Por Sonia Machiavelli | Especial para o GCN/Sampi Franca
| Tempo de leitura: 7 min

Palavras existem para nomear a realidade, explicam os linguistas. Todos os idiomas encontram maneiras de dizer o que os falantes precisam e desejam traduzir. Esquimós possuem nove termos para nomear neve e espanhóis seis para descrever chuva. Em todas as línguas encontramos exemplos de sinonímia abundante. Para as coisas concretas, o homo loquens e o symbolicus não tiveram problemas na criação de nomes; mas para aquelas que conotam sentimentos até hoje há dificuldades, das quais psicólogos e escritores costumam dar conta, ajudando pacientes e leitores necessitados de alfabetização emocional. 

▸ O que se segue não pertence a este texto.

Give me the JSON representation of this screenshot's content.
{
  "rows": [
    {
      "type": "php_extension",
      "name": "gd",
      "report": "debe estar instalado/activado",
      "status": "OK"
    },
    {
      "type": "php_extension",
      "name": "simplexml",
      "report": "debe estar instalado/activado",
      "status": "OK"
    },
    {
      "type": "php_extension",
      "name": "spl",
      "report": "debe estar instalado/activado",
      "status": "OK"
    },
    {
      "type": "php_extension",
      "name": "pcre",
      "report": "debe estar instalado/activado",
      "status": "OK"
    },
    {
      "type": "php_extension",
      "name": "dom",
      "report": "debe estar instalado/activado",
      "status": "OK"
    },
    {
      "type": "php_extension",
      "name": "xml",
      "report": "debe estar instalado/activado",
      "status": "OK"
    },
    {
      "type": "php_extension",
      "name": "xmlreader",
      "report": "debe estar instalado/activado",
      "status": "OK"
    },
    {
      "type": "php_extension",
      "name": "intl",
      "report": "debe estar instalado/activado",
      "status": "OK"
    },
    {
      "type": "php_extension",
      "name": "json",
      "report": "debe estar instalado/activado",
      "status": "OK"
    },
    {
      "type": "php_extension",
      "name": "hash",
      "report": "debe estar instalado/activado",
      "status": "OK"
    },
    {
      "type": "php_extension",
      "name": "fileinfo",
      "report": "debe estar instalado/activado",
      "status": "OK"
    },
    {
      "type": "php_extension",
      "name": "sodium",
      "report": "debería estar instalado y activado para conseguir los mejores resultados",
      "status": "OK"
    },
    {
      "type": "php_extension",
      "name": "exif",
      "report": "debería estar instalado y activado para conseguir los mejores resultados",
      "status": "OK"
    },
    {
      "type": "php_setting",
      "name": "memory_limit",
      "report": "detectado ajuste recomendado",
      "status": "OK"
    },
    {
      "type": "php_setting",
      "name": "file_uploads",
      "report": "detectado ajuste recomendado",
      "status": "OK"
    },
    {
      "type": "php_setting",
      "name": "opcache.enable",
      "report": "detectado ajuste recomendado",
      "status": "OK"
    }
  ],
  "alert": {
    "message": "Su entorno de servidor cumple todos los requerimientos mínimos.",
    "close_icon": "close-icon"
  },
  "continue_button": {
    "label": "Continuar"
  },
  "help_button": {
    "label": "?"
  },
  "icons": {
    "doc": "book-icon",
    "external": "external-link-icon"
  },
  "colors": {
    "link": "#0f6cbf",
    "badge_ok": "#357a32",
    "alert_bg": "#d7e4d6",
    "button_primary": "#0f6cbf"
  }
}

No processo de comunicação de fatos externos ou internos os sinônimos, por suas nuances, facilitam o entendimento para que se cumpra o significado pleno do que se tenta dizer.  Mas sinônimos, bom lembrar, nunca são perfeitos na equação comparativa, em geral só esbarram na semelhança ao ultrapassarem o sentido primeiro. Nesse último caso inclua-se, no vocabulário português, órfão e órfã, estados para os quais o dicionário aponta “baldo, carecente, carecido, carente, desprovido, destituído, escasso, falhado, faltante, falto, faltoso, minguado, necessitado, parcimonioso, parco, pobre, precisado, privado, vazio”. Dezenove palavras, cada qual com sua nuance específica no universo que é a linguagem.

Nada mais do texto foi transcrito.